Sample Selection Bias
The problem of selection bias in economics arises when sampling observations are generated from the population by rules other than simple random sampling. Consequently, the sample representation of a true population is distorted. This is the essence of the selection problem. Distorted sample generation may be the
outcome of sample collection by surveyors. More importantly, distorted sample observations result from self-selection decisions by the agents being studied. A sample generated by self-selection may not represent the true population distribution of characteristics no matter how big the sample size. However, self-selection biases can be corrected to produce an accurate description of the underlying population if the underlying sampling generating processes can be understood and relevant identification conditions are available. Economic theories and institutional settings can provide guidance. It is for this reason that the econometrics of self-selection is, by and large, a subject of microeconometrics.
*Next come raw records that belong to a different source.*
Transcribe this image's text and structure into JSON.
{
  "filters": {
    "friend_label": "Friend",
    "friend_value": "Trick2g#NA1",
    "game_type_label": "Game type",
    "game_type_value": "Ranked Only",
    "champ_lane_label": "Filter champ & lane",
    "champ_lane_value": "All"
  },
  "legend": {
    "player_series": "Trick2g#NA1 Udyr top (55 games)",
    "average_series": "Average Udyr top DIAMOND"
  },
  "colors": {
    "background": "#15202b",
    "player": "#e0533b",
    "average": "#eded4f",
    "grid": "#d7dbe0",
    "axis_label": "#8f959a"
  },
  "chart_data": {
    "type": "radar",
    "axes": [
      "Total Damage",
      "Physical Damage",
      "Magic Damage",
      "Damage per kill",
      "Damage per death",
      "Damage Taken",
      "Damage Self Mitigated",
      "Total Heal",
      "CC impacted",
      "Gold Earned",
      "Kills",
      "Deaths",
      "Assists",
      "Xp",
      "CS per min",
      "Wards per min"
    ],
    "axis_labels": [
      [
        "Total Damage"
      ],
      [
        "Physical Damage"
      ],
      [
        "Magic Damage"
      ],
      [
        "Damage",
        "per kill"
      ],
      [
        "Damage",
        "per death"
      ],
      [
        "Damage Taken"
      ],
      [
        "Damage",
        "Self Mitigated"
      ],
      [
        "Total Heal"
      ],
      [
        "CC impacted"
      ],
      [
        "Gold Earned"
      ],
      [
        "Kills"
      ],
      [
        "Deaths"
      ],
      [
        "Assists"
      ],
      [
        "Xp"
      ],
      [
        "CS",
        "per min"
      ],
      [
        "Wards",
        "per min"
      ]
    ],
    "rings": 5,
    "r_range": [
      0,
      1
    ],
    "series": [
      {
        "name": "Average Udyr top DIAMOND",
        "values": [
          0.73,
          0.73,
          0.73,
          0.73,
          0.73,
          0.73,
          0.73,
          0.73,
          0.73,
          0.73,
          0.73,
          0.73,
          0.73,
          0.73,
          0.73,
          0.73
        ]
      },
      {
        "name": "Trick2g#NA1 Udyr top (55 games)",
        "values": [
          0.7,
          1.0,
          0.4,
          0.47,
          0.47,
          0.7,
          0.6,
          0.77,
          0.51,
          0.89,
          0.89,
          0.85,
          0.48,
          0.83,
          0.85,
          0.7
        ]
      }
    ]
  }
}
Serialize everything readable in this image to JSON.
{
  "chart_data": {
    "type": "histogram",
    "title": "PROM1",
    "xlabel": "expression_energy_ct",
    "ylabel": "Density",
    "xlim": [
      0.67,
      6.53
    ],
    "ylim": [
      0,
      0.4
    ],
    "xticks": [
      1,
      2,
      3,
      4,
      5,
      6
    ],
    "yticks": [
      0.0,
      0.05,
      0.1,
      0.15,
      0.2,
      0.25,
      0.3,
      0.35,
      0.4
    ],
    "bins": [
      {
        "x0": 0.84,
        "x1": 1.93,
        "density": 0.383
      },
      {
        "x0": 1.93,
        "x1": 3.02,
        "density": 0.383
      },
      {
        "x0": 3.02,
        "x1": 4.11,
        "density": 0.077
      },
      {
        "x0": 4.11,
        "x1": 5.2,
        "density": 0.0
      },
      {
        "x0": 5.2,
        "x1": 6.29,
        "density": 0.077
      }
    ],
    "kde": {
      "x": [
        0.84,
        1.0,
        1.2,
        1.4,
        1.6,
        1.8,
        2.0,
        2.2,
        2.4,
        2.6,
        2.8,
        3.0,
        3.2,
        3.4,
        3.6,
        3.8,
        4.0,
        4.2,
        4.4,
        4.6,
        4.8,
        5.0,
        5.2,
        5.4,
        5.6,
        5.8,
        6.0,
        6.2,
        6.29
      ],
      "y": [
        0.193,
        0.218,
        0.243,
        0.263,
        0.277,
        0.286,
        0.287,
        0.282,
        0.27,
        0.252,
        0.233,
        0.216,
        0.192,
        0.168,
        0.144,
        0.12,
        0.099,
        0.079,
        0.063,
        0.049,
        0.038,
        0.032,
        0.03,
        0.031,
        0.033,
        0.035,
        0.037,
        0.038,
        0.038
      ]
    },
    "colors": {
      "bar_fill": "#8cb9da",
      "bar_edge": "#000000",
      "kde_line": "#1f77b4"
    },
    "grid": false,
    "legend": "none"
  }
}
The issue of selectivity bias first arose in labor economics, namely, the determinants of occupational wages in Roy (1951) and labor supply behavior of females in Gronau (1974) and Heckman (1974). Consider the labor supply problem of females in a free society. In a population of women, each individual is characterized by her endowments of observable and unobservable characteristics. (All characteristics are, of course, known to an individual herself, but some may be unobservable to an investigator.) She has the freedom to engage in market activities. It may be observed that only a subsample of the population is engaged in market employment and reports wages. A researcher or a policy maker may be interested in identifying the determinants of wages for working women so as to understand the determinants of wages for all women. The decision to work or not to work is not random as it is made in accordance with an individual’s own interest. Consequently, the working and nonworking samples may have different characteristics. Sample selection bias arises when some component of the work decision is relevant to the wage determining process or the (expected) wage is a factor in the working decision. When the relationship between the work decision and the wage is purely through the observables and those observable variables are exogenous, the sample selection bias is controlled for when all relevant exogenous variables are included in the equations. The possibility of sample selection bias arises when there are unobservable characteristics that influence both the observed outcomes and the decision process.